Type 2 diabetes occurs when your body’s cells don’t respond normally to the hormone that regulates the amount of glucose in the blood. Essentially, you develop a resistance to this hormone. As such, your pancreas makes increasingly more of the hormone to try to get your cells to respond, which in turn causes blood sugar to rise. These high blood sugar levels can lead to other serious health issues.
Type 2 diabetes can be caused by several different factors or health considerations, including:
- Your genes;
- Being overweight or obese;
- Having a metabolic syndrome, like high blood pressure or high cholesterol;
- Too much glucose created by the liver;
- Bad cell communication, and;
- Broken beta cells, or the cells that make the hormone that regulates glucose in the blood.

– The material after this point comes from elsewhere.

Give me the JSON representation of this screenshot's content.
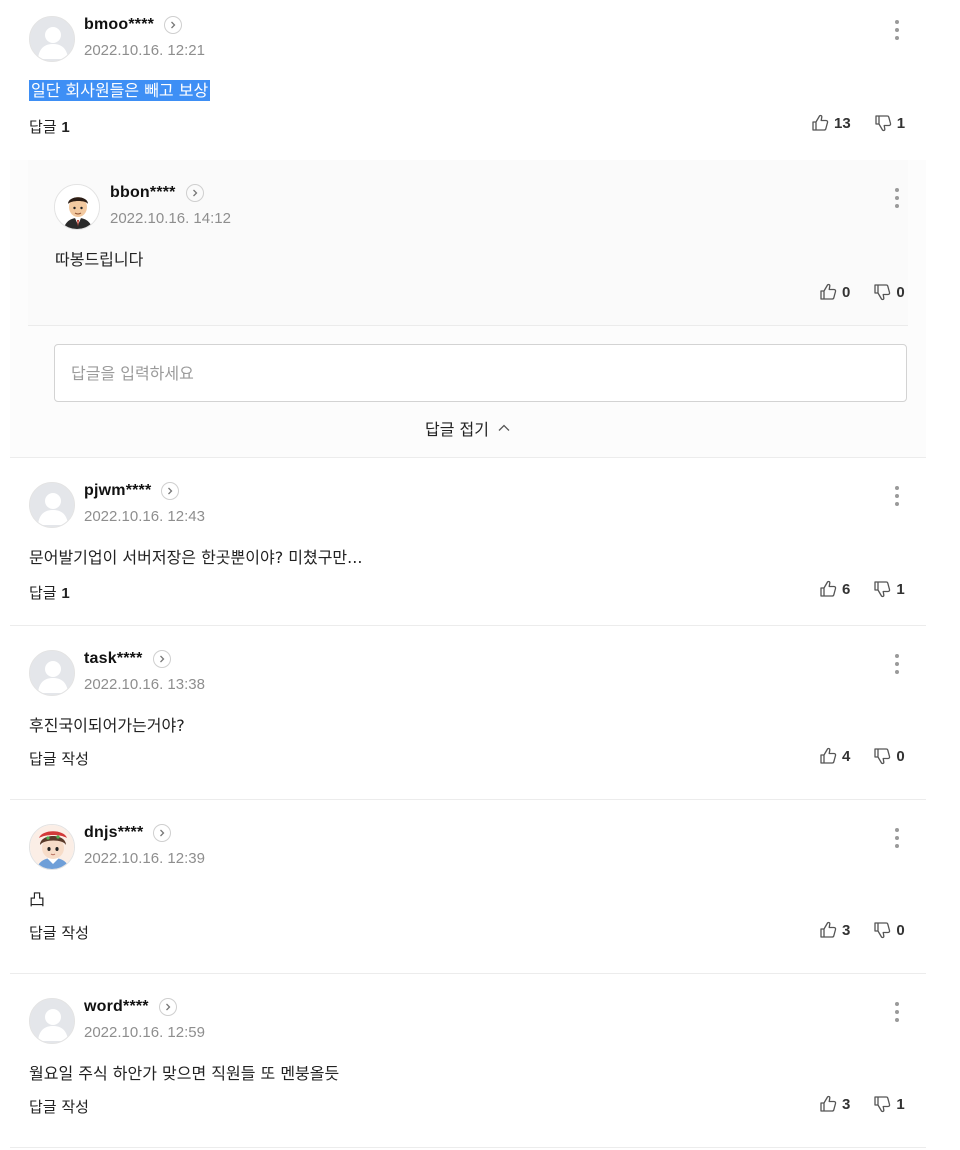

Additionally, if you have certain risk factors in your health history or background, you may be at a higher risk of developing type 2 diabetes. The more risk factors you have, the more likely you may be to become diabetic. These risk factors include:
- Being age 45 or older;
- Having an immediate family member with diabetes;
- Being of a certain ethnicity, such as African American, Native American, or Pacific Islander American;
- Having high blood pressure;
- Low HDL or “good” cholesterol;
- Being diagnosed with prediabetes, and;
- A high amount of triglycerides.
If you’re at risk for type 2 diabetes, it’s important to talk with your doctor. Make sure to discuss your potential risk level and ways that you may be able to mitigate that risk.